Open remicousin opened 4 months ago
And that was run on storm.
and... in the case on applying a where on the daily data, I also got a Performance warning.
Precomputing the resampling certainly seems like a reasonable thing to do in a situation like tihs. The downside is having another derived dataset to maintain (more transformation steps that can break or we can forget to run, more places to look when we're tracking down an error). If we don't have a use for the daily data, you could merge the resampling step into the original zarrification script, so there's only one level of derivation instead of two.
If you're certain that seasons will always be three months long, precomputing seasonal values is fine, but a more flexible alternative would be to precompute monthly values and calculate seasonal from monthly on the fly.
Right... as always... we are driven by projects that don't give the time to make the proper building blocks. What you are describing, to me, is basically the beginning of data cataloguing for a library of zarr stores... This should be high up in our priority tasks...
It turns out that using rolling over monthly data still takes over 3mn (on storm) to do the work for 30 years. So I resorted to cutting down the size of the monthly object to the months of interest and then deal with that. This basically meant applying the strategy used in enacts/calc.py for seasonal calculations on daily data. It's now 30s do get 30 years of a season for all X/Y. For time series, it's probably going to be all fine since it will do it for just one X/Y. For maps, it might still be borderline... We have 2 of them to compute to make the map (anomalies) so it would be 1mn... But if there is parallelism by tiles, that might be fine? If not, we can precompute that historical one since it's going to be the same for all analyses. So that would be back to 30s to be parallelized.
I'll add proper functions description once approved.
How do I run this?
with enactsmaproom environemnt, then, e.g.: data = read_data("historical", "GFDL-ESM4", "pr") seas_data = seasonal_data(data, 2, 4, start_year="1981", end_year="2010")
We're going to reuse the season selection logic everywhere. Can we extract it into pingrid, and have enacts and pepsico share it?
Once extracted, it should have automated tests to demonstrate that it works as intended in various situations, e.g. when the season spans Jan 1.
Ideally it would handle (sub-)seasons that aren't necessarily composed of whole months, but that's probably too much to ask right now.

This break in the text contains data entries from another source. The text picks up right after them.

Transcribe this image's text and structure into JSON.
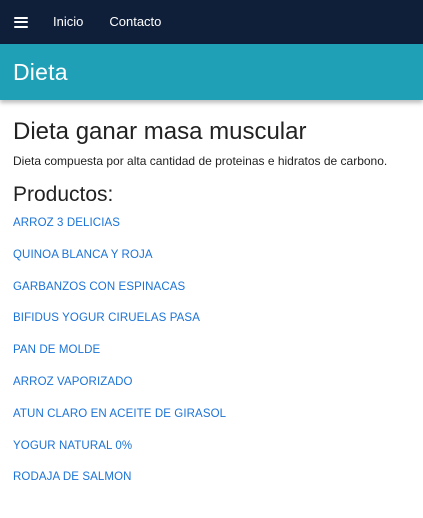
{
  "navbar": {
    "menu_icon": "hamburger-menu-icon",
    "links": [
      "Inicio",
      "Contacto"
    ]
  },
  "banner": {
    "title": "Dieta"
  },
  "main": {
    "title": "Dieta ganar masa muscular",
    "description": "Dieta compuesta por alta cantidad de proteinas e hidratos de carbono.",
    "products_heading": "Productos:",
    "products": [
      "ARROZ 3 DELICIAS",
      "QUINOA BLANCA Y ROJA",
      "GARBANZOS CON ESPINACAS",
      "BIFIDUS YOGUR CIRUELAS PASA",
      "PAN DE MOLDE",
      "ARROZ VAPORIZADO",
      "ATUN CLARO EN ACEITE DE GIRASOL",
      "YOGUR NATURAL 0%",
      "RODAJA DE SALMON"
    ]
  },
  "colors": {
    "navbar_bg": "#0f1f3a",
    "banner_bg": "#1fa0b7",
    "link": "#1a73d6"
  }
}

This code puts the "end edge" of the FMA season at midnight on April 1, i.e. all of April is excluded. I guess that works ok as long as all the data are on midnight on the first of the month, but it's likely to cause errors down the road, e.g. if someone calculates the season length as
season_end - season_start
. I'm not sure what the right answer is. If we make it April 30 at 23:59:59, there's still one second missing. Mathematically, I think the thing to do would be to say that time intervals are closed at the start and open at the end, and use midnight on March 1 as the end of the FMA season. But that might make the bounds difficult to use with xarray, because xarray slicing is always closed on both ends. An alternative might be to define seasons by a start point and a length, leaving the end implicit. But that might be hard to use?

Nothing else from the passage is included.